= Alliance for Democracy and Development (Zambia) =

Political party in Zambia

The Alliance for Democracy and Development (ADD) is a political party in Zambia.

==History==
The party was established on 14 May 2010 by independent MP Charles Milupi. As he had changed party affiliation, Milupi was required to stand down as an MP, resulting in a by-election in which he was re-elected, retaining the seat until the term finished in 2011. He was the party's presidential candidate for the 2011 general elections; he finished fourth in a field of ten candidates with 0.9% of the vote. In the elections to the National Assembly the party received 1.2% of the vote, winning a single seat; its candidate Mwambwa Imenda won Milupi's former Luena constituency.

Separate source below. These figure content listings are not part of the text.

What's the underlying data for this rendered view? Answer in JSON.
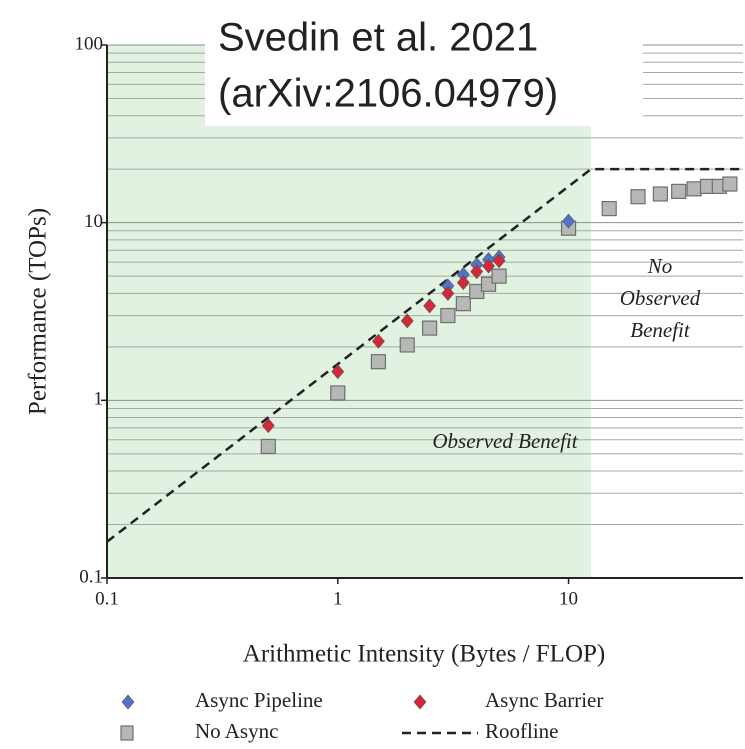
{
  "chart_data": {
    "type": "scatter",
    "xlog": true,
    "ylog": true,
    "x_label": "Arithmetic Intensity (Bytes / FLOP)",
    "y_label": "Performance (TOPs)",
    "xlim": [
      0.1,
      57
    ],
    "ylim": [
      0.1,
      100
    ],
    "xticks": [
      0.1,
      1,
      10
    ],
    "yticks": [
      0.1,
      1,
      10,
      100
    ],
    "ygrid_minor": [
      0.2,
      0.3,
      0.4,
      0.5,
      0.6,
      0.7,
      0.8,
      0.9,
      2,
      3,
      4,
      5,
      6,
      7,
      8,
      9,
      20,
      30,
      40,
      50,
      60,
      70,
      80,
      90
    ],
    "benefit_region_x": [
      0.1,
      12.5
    ],
    "benefit_color": "#e1f2e1",
    "overlay": [
      "Svedin et al. 2021",
      "(arXiv:2106.04979)"
    ],
    "annotations": [
      {
        "lines": [
          "No",
          "Observed",
          "Benefit"
        ]
      },
      {
        "lines": [
          "Observed Benefit"
        ]
      }
    ],
    "series": [
      {
        "name": "Roofline",
        "style": "dashed-line",
        "color": "#222222",
        "x": [
          0.1,
          12.5,
          57
        ],
        "values": [
          0.16,
          20,
          20
        ]
      },
      {
        "name": "No Async",
        "marker": "square",
        "color": "#b5b8b5",
        "x": [
          0.5,
          1,
          1.5,
          2,
          2.5,
          3,
          3.5,
          4,
          4.5,
          5,
          10,
          15,
          20,
          25,
          30,
          35,
          40,
          45,
          50
        ],
        "values": [
          0.55,
          1.1,
          1.65,
          2.05,
          2.55,
          3.0,
          3.5,
          4.1,
          4.5,
          5.0,
          9.3,
          12,
          14,
          14.5,
          15,
          15.5,
          16,
          16,
          16.5
        ]
      },
      {
        "name": "Async Pipeline",
        "marker": "diamond",
        "color": "#4f74c9",
        "x": [
          3,
          3.5,
          4,
          4.5,
          5,
          10
        ],
        "values": [
          4.4,
          5.1,
          5.8,
          6.2,
          6.4,
          10.2
        ]
      },
      {
        "name": "Async Barrier",
        "marker": "diamond",
        "color": "#d3283a",
        "x": [
          0.5,
          1,
          1.5,
          2,
          2.5,
          3,
          3.5,
          4,
          4.5,
          5
        ],
        "values": [
          0.72,
          1.45,
          2.15,
          2.8,
          3.4,
          4.0,
          4.6,
          5.3,
          5.7,
          6.1
        ]
      }
    ],
    "legend_order": [
      2,
      3,
      1,
      0
    ]
  }
}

In 2018, the ADD was one of 10 political parties that decided to form the Opposition Alliance, with ADD president Charles Milupi as the chairperson of the alliance. In February 2021, 5 and a half months before the 2021 general election, the Opposition Alliance was rebranded as the UPND Alliance and Milupi remained as the chairperson of the alliance. The alliance members decided to endorse Hakainde Hichilema of the UPND as their sole presidential candidate. After the UPND won that election in August 2021, Charles Milupi was appointed as the Minister of Infrastructure, Housing and Urban Development the following month and is therefore a nominated a member of parliament.

Ahead of the 2026 general election, Charles Milupi, as the UPND Alliance chairperson, among other alliance members endorsed Hichilema for re-election and therefore the ADD would not participate in that election.